EN ÇOK İLGİMİ ÇEKEN NOKTA...
* Bu filmde en çok ilgimi çeken nokta, NBC filminde ilk kez şaşırtıcı bir Brechtyen yabancılaştırma sahnesiyle karşılaşmak oldu. Samet, Nuray’ın (Merve Dizdar) evinde salondan banyoya yürürken bir anda set arkasına adım atıyor. Deniz Celiloğlu kameramanlar, çalışanlar, ışıklar, dekorlar arasından oyununu hiç bozmadan geçip banyoya giriyor. Üstelik şarap masasında 20 dakika süren, bizim de oturup sohbete katılmak istediğimiz sürükleyici bireyci-toplumcu tartışmasından sonra Samet’in pat diye set dışına çıkması seyirciyi ters köşeye yatıran bir teknik…
* Film boyunca asla yolları kesişmeyen öğretmen Nuray ve Samet’e hayran orta son öğrencisi Sevim’le (Ece Bağcı) ilişkisi üzerinden Samet’in taşradaki sıkışmış hayatını anlatıyor film. Birbirinden böyle bağımsız koridorlarda yürüyen hikaye Samet’in Nuray’la bir gecelik ilişki yaşayacak olması, Sevim’in taciz suçlamasıyla farklı karakter üzerinden aynı agorada buluşuyor.
* Nuri Bilge Ceylan’ın en büyük başarısı diyaloglarda ve oyunculuk yönetiminde saklı. İkili-üçlü sahnelerde batan, sırıtan, abartılı duran tek bir diyalog var. Keza oyunculuklar da öyle. Şu dizilerdeki bağırıp, çağıran, atarlanan abartılı, karikatür oyunculukları gördükçe Nuri Bilge filmlerindeki oyunculukların kıymeti çok daha fazla ortaya çıkıyor.
EN ZORU BUNU YAPMAK
* Cannes’da en iyi kadın oyuncu ödülünü alan Merve Dizdar, Ankara Garı patlamasında ayağını kaybeden Nuray öğretmen rolünde çok iyi… Ne bir fazla, ne bir eksik, olması gerektiği kadar, dozunda oynamış. Ama en zoru da bunu yapmak zaten…

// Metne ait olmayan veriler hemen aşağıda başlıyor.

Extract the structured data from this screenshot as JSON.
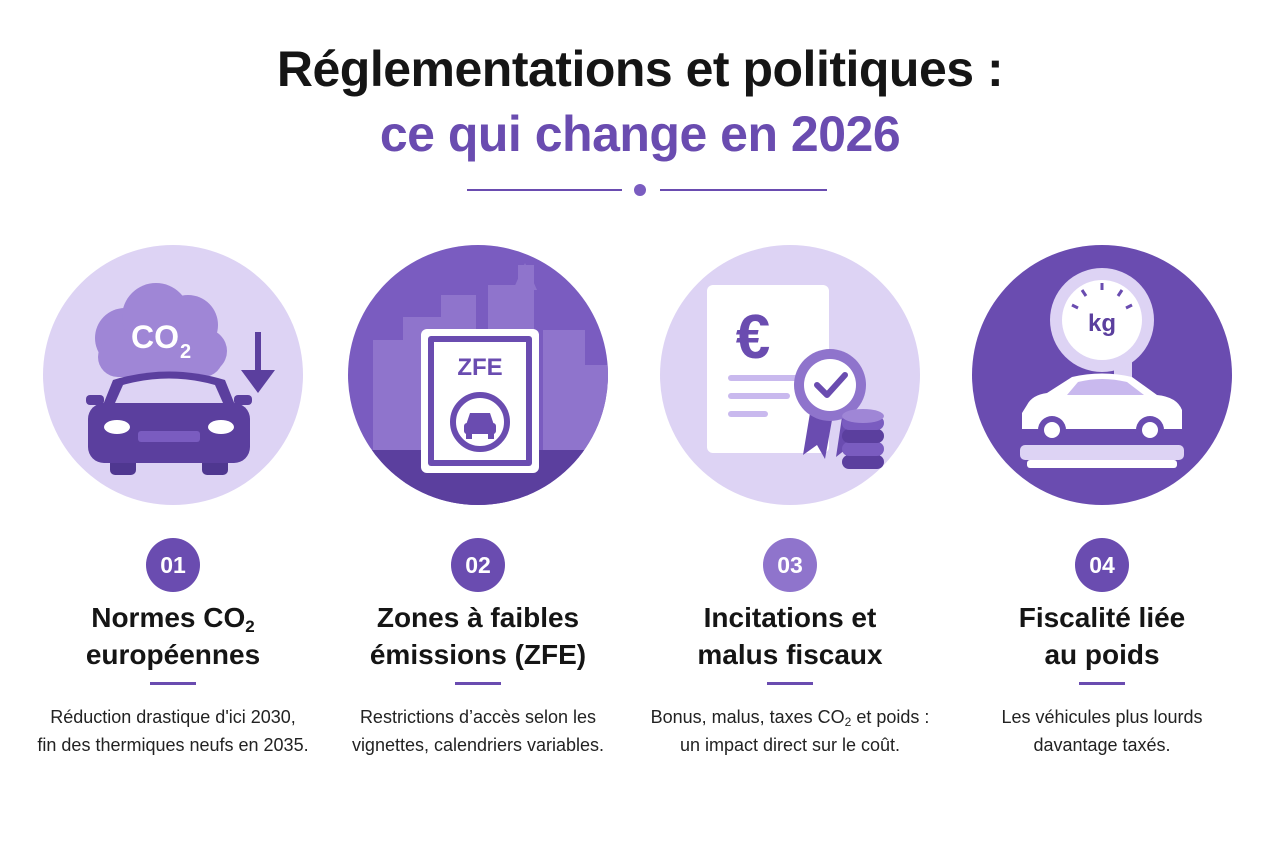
{
  "header": {
    "title_line1": "Réglementations et politiques :",
    "title_line2": "ce qui change en 2026"
  },
  "colors": {
    "accent": "#6a4cb0",
    "accent_dark": "#5b3f9e",
    "circle_light": "#ddd3f4",
    "text_dark": "#151515"
  },
  "cards": [
    {
      "number": "01",
      "icon": "co2-cloud-car-arrow-down-icon",
      "illus_text": "CO",
      "illus_sub": "2",
      "title_a": "Normes CO",
      "title_sub": "2",
      "title_b": "européennes",
      "desc_a": "Réduction drastique d'ici 2030,",
      "desc_b": "fin des thermiques neufs en 2035."
    },
    {
      "number": "02",
      "icon": "zfe-city-sign-icon",
      "illus_text": "ZFE",
      "title_a": "Zones à faibles",
      "title_b": "émissions (ZFE)",
      "desc_a": "Restrictions d’accès selon les",
      "desc_b": "vignettes, calendriers variables."
    },
    {
      "number": "03",
      "icon": "euro-document-badge-coins-icon",
      "illus_text": "€",
      "title_a": "Incitations et",
      "title_b": "malus fiscaux",
      "desc_a_pre": "Bonus, malus, taxes CO",
      "desc_a_sub": "2",
      "desc_a_post": " et poids :",
      "desc_b": "un impact direct sur le coût."
    },
    {
      "number": "04",
      "icon": "weight-scale-car-icon",
      "illus_text": "kg",
      "title_a": "Fiscalité liée",
      "title_b": "au poids",
      "desc_a": "Les véhicules plus lourds",
      "desc_b": "davantage taxés."
    }
  ]
}
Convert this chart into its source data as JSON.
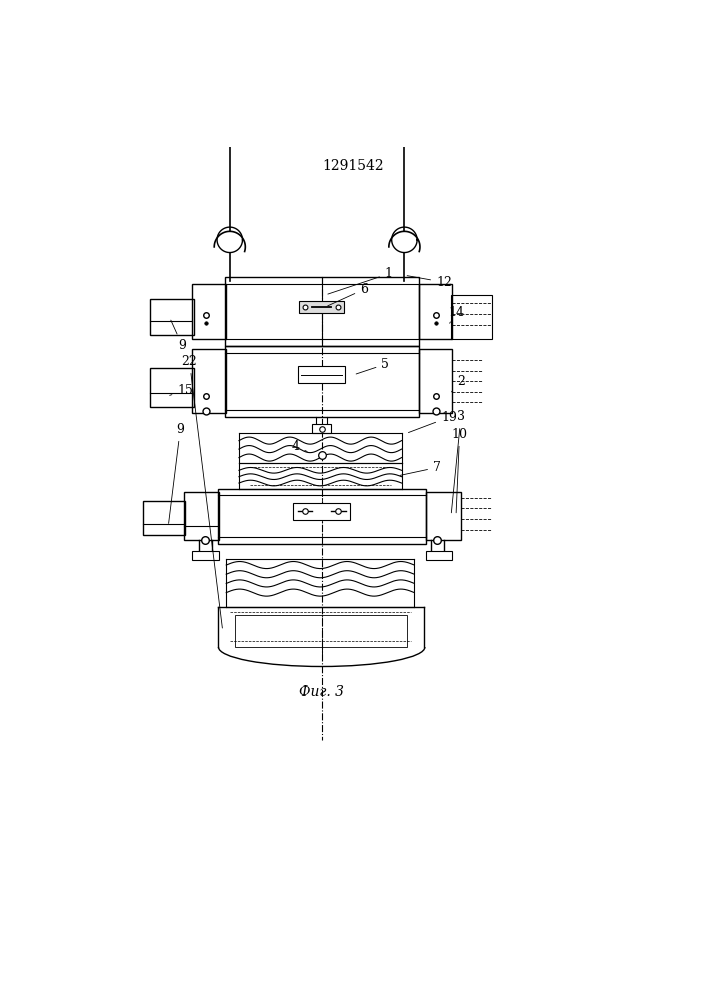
{
  "title": "1291542",
  "caption": "Фиг. 3",
  "bg_color": "#ffffff",
  "line_color": "#000000",
  "fig_width": 7.07,
  "fig_height": 10.0,
  "dpi": 100
}
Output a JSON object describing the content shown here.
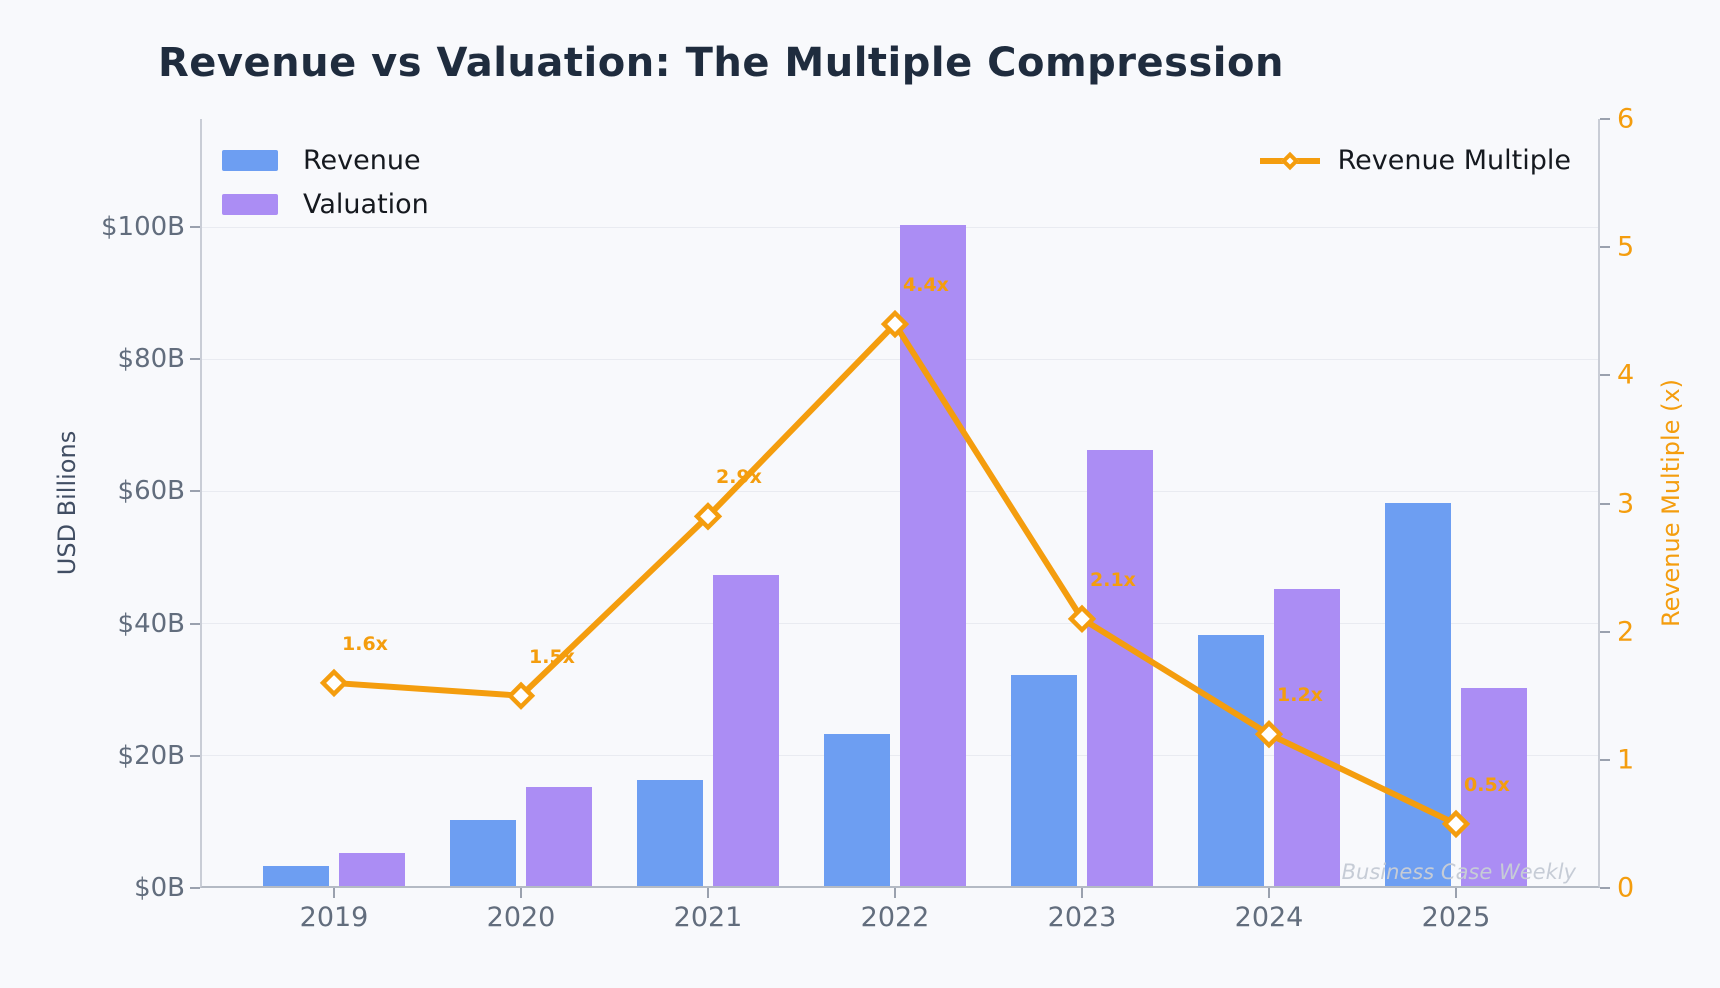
{
  "title": "Revenue vs Valuation: The Multiple Compression",
  "watermark": "Business Case Weekly",
  "colors": {
    "background": "#f8f9fc",
    "revenue_bar": "#6d9ef2",
    "valuation_bar": "#ab8df4",
    "multiple_line": "#f49d0e",
    "title_text": "#1f2c3e",
    "tick_text": "#626d7d",
    "grid_line": "#e9ebf1",
    "watermark_text": "#c6ccd6"
  },
  "chart_data": {
    "type": "bar",
    "subtype": "grouped-bars-with-line-overlay",
    "categories": [
      "2019",
      "2020",
      "2021",
      "2022",
      "2023",
      "2024",
      "2025"
    ],
    "series": [
      {
        "name": "Revenue",
        "type": "bar",
        "axis": "left",
        "color": "#6d9ef2",
        "values": [
          3,
          10,
          16,
          23,
          32,
          38,
          58
        ]
      },
      {
        "name": "Valuation",
        "type": "bar",
        "axis": "left",
        "color": "#ab8df4",
        "values": [
          5,
          15,
          47,
          100,
          66,
          45,
          30
        ]
      },
      {
        "name": "Revenue Multiple",
        "type": "line",
        "axis": "right",
        "color": "#f49d0e",
        "marker": "diamond",
        "values": [
          1.6,
          1.5,
          2.9,
          4.4,
          2.1,
          1.2,
          0.5
        ],
        "point_labels": [
          "1.6x",
          "1.5x",
          "2.9x",
          "4.4x",
          "2.1x",
          "1.2x",
          "0.5x"
        ]
      }
    ],
    "left_axis": {
      "label": "USD Billions",
      "tick_labels": [
        "$0B",
        "$20B",
        "$40B",
        "$60B",
        "$80B",
        "$100B"
      ],
      "tick_values": [
        0,
        20,
        40,
        60,
        80,
        100
      ],
      "range": [
        0,
        116.35
      ]
    },
    "right_axis": {
      "label": "Revenue Multiple (x)",
      "tick_labels": [
        "0",
        "1",
        "2",
        "3",
        "4",
        "5",
        "6"
      ],
      "tick_values": [
        0,
        1,
        2,
        3,
        4,
        5,
        6
      ],
      "range": [
        0,
        6
      ]
    },
    "grid": "horizontal",
    "legend_left_items": [
      "Revenue",
      "Valuation"
    ],
    "legend_right_item": "Revenue Multiple"
  }
}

*Ondan iyisi de var; Deniz Celiloğlu… Cannes’dan ödülle neden dönmediğini sormadan geçemiyor insan.
* Belli ki gençliğinde dağa da çıkmış sonra ununu eleğini asmış Vahit rolünde Yüksel Aksu’yu tanımadım önce. Rol mü tam Yüksel’in kalemi, Nuri Bilge’nin role tam adamını mı seçmesi bilemiyorum ama bu buluşmalar filmi büyük yapıyor zaten. Uzun zamandır görmüyorum sevgili Yüksel’i inşallah film için kilo almıştır… Dondurmam Gaymak, İftarlık Gazoz’la senaryo-yönetmen olarak başarılıydı, şimdi bir de veteriner Vahit’i çıkardı karşımıza Yüksel Aksu, tebrikler…
* Öğretmenine hayran Sevim rolünde Ece Bağcı, Samet öğretmenin ev arkadaşı Musab Ekici hepsi çok iyiler…
Geçen pazar 80 yaşındaki usta yönetmen Martin Scorsese, Sunday Times’a verdiği röportajda (son filmi Killers of The Flower Moon tüm dünyayla aynı anda bizde de bugün vizyona girdi) şunu söylüyordu;
"Gişe rekortmeni olmayan filmlere yer açmamız gerekiyor, yoksa seyirciler sinemanın sadece tek yönlü olduğunu düşünecek ve birlikte büyüdüğümüz daha incelikli filmlere yer kalmayacak. Eksik olan şey zenginlik ve derinlik” diyor.
İşte Scorsese’nin söylediği her şey var Nuri Bilge Ceylan’ın son filmi "Kuru Otlar Üstüne"de;
İncelik…
Zenginlik…
Derinlik…
Hala vizyondayken bu güzelliği sinemada izleyin derim.